= Hungarian Rhapsody No. 10 =

Composition by Franz Liszt

Liszt Hungarian Rhapsody No. 10

Hungarian Rhapsody No. 10 in E major, S.244/10, is a composition for solo piano by Franz Liszt. It is tenth in the set of his Hungarian Rhapsodies, and is subtitled Preludio, although this name is not commonly used. It, along with the rest of the first fifteen rhapsodies, were published in 1853.

==Composition==
After a brief introduction with three glissando-like passages in a rather free time, the tempo changes to Andante deciso, and the first theme is introduced. After a cadenza, the tempo changes to Allegretto capriccioso and a much darker theme is introduced, this time in the parallel minor of E minor.
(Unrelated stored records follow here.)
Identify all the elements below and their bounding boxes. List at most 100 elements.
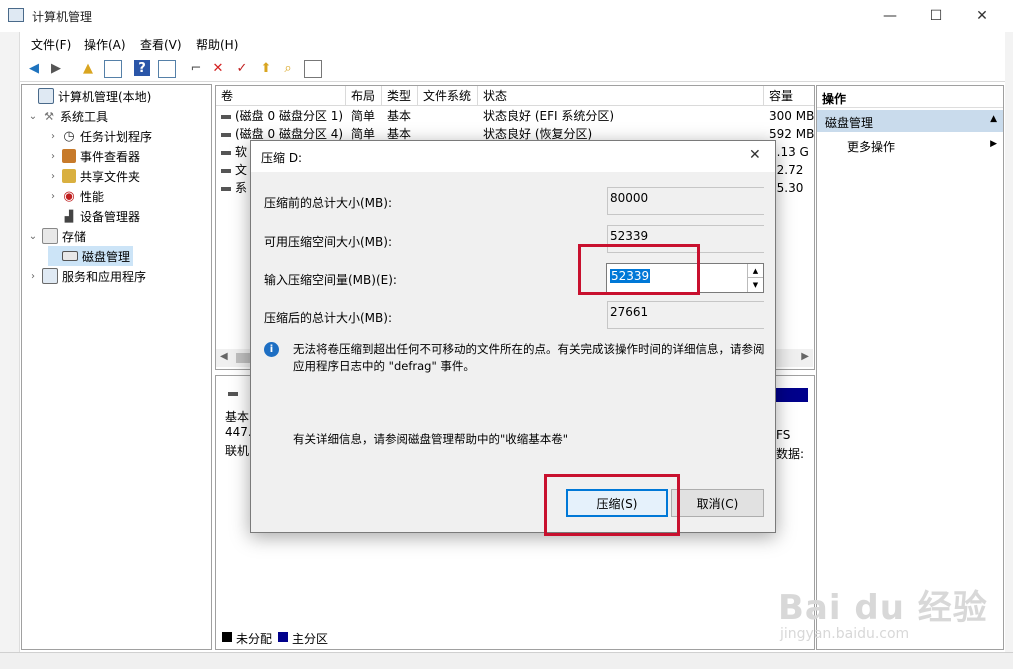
computer-icon: [38, 88, 54, 104]
tree-item-label: 性能: [80, 189, 105, 204]
cell-layout: 简单: [351, 109, 376, 123]
chevron-right-icon[interactable]: ›: [48, 171, 58, 182]
tree-item-storage[interactable]: ⌄ 存储: [28, 226, 86, 246]
tree-item-task-scheduler[interactable]: › ◷ 任务计划程序: [48, 126, 152, 146]
tree-item-services-apps[interactable]: › 服务和应用程序: [28, 266, 146, 286]
check-icon[interactable]: ✓: [234, 60, 250, 76]
tree-item-performance[interactable]: › ◉ 性能: [48, 186, 104, 206]
storage-icon: [42, 228, 58, 244]
cancel-button[interactable]: 取消(C): [671, 489, 764, 517]
volume-icon: [221, 114, 231, 119]
available-space-label: 可用压缩空间大小(MB):: [264, 235, 392, 249]
info-icon: i: [264, 342, 279, 357]
spin-down-icon[interactable]: ▼: [747, 278, 763, 292]
background-window-edge: [0, 32, 20, 652]
submenu-arrow-icon: ▶: [990, 139, 997, 149]
collapse-up-icon[interactable]: ▲: [990, 114, 997, 124]
delete-icon[interactable]: ✕: [210, 60, 226, 76]
connect-icon[interactable]: ⌐: [188, 60, 204, 76]
tree-item-label: 服务和应用程序: [62, 269, 147, 284]
partition-data-text: 数据:: [776, 447, 805, 461]
performance-icon: ◉: [63, 188, 75, 204]
dialog-title-bar: 压缩 D: ✕: [251, 141, 775, 172]
chevron-right-icon[interactable]: ›: [28, 271, 38, 282]
table-row[interactable]: 文: [221, 161, 247, 179]
chevron-right-icon[interactable]: ›: [48, 151, 58, 162]
disk-type-label: 基本: [225, 410, 250, 424]
scroll-right-icon[interactable]: ▶: [801, 351, 809, 362]
shared-folder-icon: [62, 169, 76, 183]
show-tree-icon[interactable]: [104, 60, 122, 78]
column-header-volume[interactable]: 卷: [216, 86, 346, 106]
tree-item-system-tools[interactable]: ⌄ ⚒ 系统工具: [28, 106, 108, 126]
shrink-dialog: 压缩 D: ✕ 压缩前的总计大小(MB): 80000 可用压缩空间大小(MB)…: [250, 140, 776, 533]
export-icon[interactable]: ⬆: [258, 60, 274, 76]
chevron-down-icon[interactable]: ⌄: [28, 231, 38, 242]
column-header-type[interactable]: 类型: [382, 86, 418, 106]
navigation-tree: 计算机管理(本地) ⌄ ⚒ 系统工具 › ◷ 任务计划程序 › 事件查看器 › …: [21, 84, 212, 650]
event-viewer-icon: [62, 149, 76, 163]
tree-item-shared-folders[interactable]: › 共享文件夹: [48, 166, 140, 186]
chevron-right-icon[interactable]: ›: [48, 191, 58, 202]
menu-help[interactable]: 帮助(H): [196, 36, 238, 53]
tree-item-root[interactable]: 计算机管理(本地): [24, 86, 151, 106]
help-icon[interactable]: ?: [134, 60, 150, 76]
column-header-layout[interactable]: 布局: [346, 86, 382, 106]
up-folder-icon[interactable]: ▲: [80, 60, 96, 76]
menu-action[interactable]: 操作(A): [84, 36, 126, 53]
column-header-filesystem[interactable]: 文件系统: [418, 86, 478, 106]
disk-status-label: 联机: [225, 444, 250, 458]
tree-item-device-manager[interactable]: ▟ 设备管理器: [48, 206, 140, 226]
back-icon[interactable]: ◀: [26, 60, 42, 76]
tree-item-label: 系统工具: [60, 109, 109, 124]
computer-management-icon: [8, 8, 24, 22]
scroll-left-icon[interactable]: ◀: [220, 351, 228, 362]
shrink-amount-label: 输入压缩空间量(MB)(E):: [264, 273, 397, 287]
cell-volume: 系: [235, 181, 248, 195]
cell-volume: (磁盘 0 磁盘分区 4): [235, 127, 344, 141]
annotation-highlight-shrink: [544, 474, 680, 536]
tree-item-label: 磁盘管理: [82, 249, 131, 264]
menu-view[interactable]: 查看(V): [140, 36, 182, 53]
actions-section-disk-management[interactable]: 磁盘管理 ▲: [817, 110, 1003, 132]
table-row[interactable]: 系: [221, 179, 247, 197]
tree-item-label: 设备管理器: [80, 209, 141, 224]
watermark-url: jingyan.baidu.com: [780, 626, 910, 642]
chevron-down-icon[interactable]: ⌄: [28, 111, 38, 122]
tree-item-label: 任务计划程序: [80, 129, 153, 144]
refresh-icon[interactable]: ⌕: [280, 60, 296, 76]
spin-up-icon[interactable]: ▲: [747, 264, 763, 278]
column-header-status[interactable]: 状态: [478, 86, 764, 106]
table-row[interactable]: 软: [221, 143, 247, 161]
column-header-capacity[interactable]: 容量: [764, 86, 814, 106]
tree-item-label: 共享文件夹: [80, 169, 141, 184]
dialog-close-button[interactable]: ✕: [749, 147, 761, 163]
dialog-title: 压缩 D:: [261, 151, 303, 165]
more-actions-item[interactable]: 更多操作 ▶: [847, 138, 997, 155]
baidu-watermark: Bai du 经验 jingyan.baidu.com: [770, 560, 1000, 650]
tree-item-label: 计算机管理(本地): [58, 89, 152, 104]
tree-item-event-viewer[interactable]: › 事件查看器: [48, 146, 140, 166]
legend-primary: 主分区: [292, 632, 329, 646]
legend-unallocated-swatch: [222, 632, 232, 642]
cell-status: 状态良好 (EFI 系统分区): [483, 109, 615, 123]
info-message: 无法将卷压缩到超出任何不可移动的文件所在的点。有关完成该操作时间的详细信息，请参…: [293, 342, 765, 373]
title-bar: 计算机管理 — ☐ ✕: [0, 0, 1013, 32]
console-icon[interactable]: [158, 60, 176, 78]
minimize-button[interactable]: —: [867, 0, 913, 32]
total-before-label: 压缩前的总计大小(MB):: [264, 196, 392, 210]
device-manager-icon: ▟: [64, 209, 74, 223]
help-message: 有关详细信息，请参阅磁盘管理帮助中的"收缩基本卷": [293, 432, 569, 446]
tree-item-label: 事件查看器: [80, 149, 141, 164]
disk-icon: [62, 251, 78, 261]
maximize-button[interactable]: ☐: [913, 0, 959, 32]
chevron-right-icon[interactable]: ›: [48, 131, 58, 142]
forward-icon[interactable]: ▶: [48, 60, 64, 76]
volume-icon: [221, 132, 231, 137]
close-button[interactable]: ✕: [959, 0, 1005, 32]
tree-item-label: 存储: [62, 229, 87, 244]
tree-item-disk-management[interactable]: 磁盘管理: [48, 246, 134, 266]
table-row[interactable]: (磁盘 0 磁盘分区 1): [221, 107, 343, 125]
properties-icon[interactable]: [304, 60, 322, 78]
menu-file[interactable]: 文件(F): [31, 36, 71, 53]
Despite the fact that it is a much darker theme, the carefree feel of the piece remains. After some time, there is a fairly long cadenza filled with trills between the hands, as the key modulates freely. The glissando-like passages return to be a repeated theme for the rest of the piece, especially when the tempo changes to a much faster Vivace and the key changes to C major. This results in many glissandos, sometimes in both hands. After this, the darker second theme returns in E minor, this time sempre forte brioso, meaning always loud and spirited. Before the end of the piece, the key changes back to E major, the original key, and a new theme is introduced. The piece ends in loud, booming chords in both hands. A typical performance time is around 5 minutes.

The piece is one of the more popular Hungarian Rhapsodies.

== Sources of the melodies ==
The entire rhapsody is based on Béni Egressy's Fogadj Isten, which was published in May 1846 in honor of Liszt.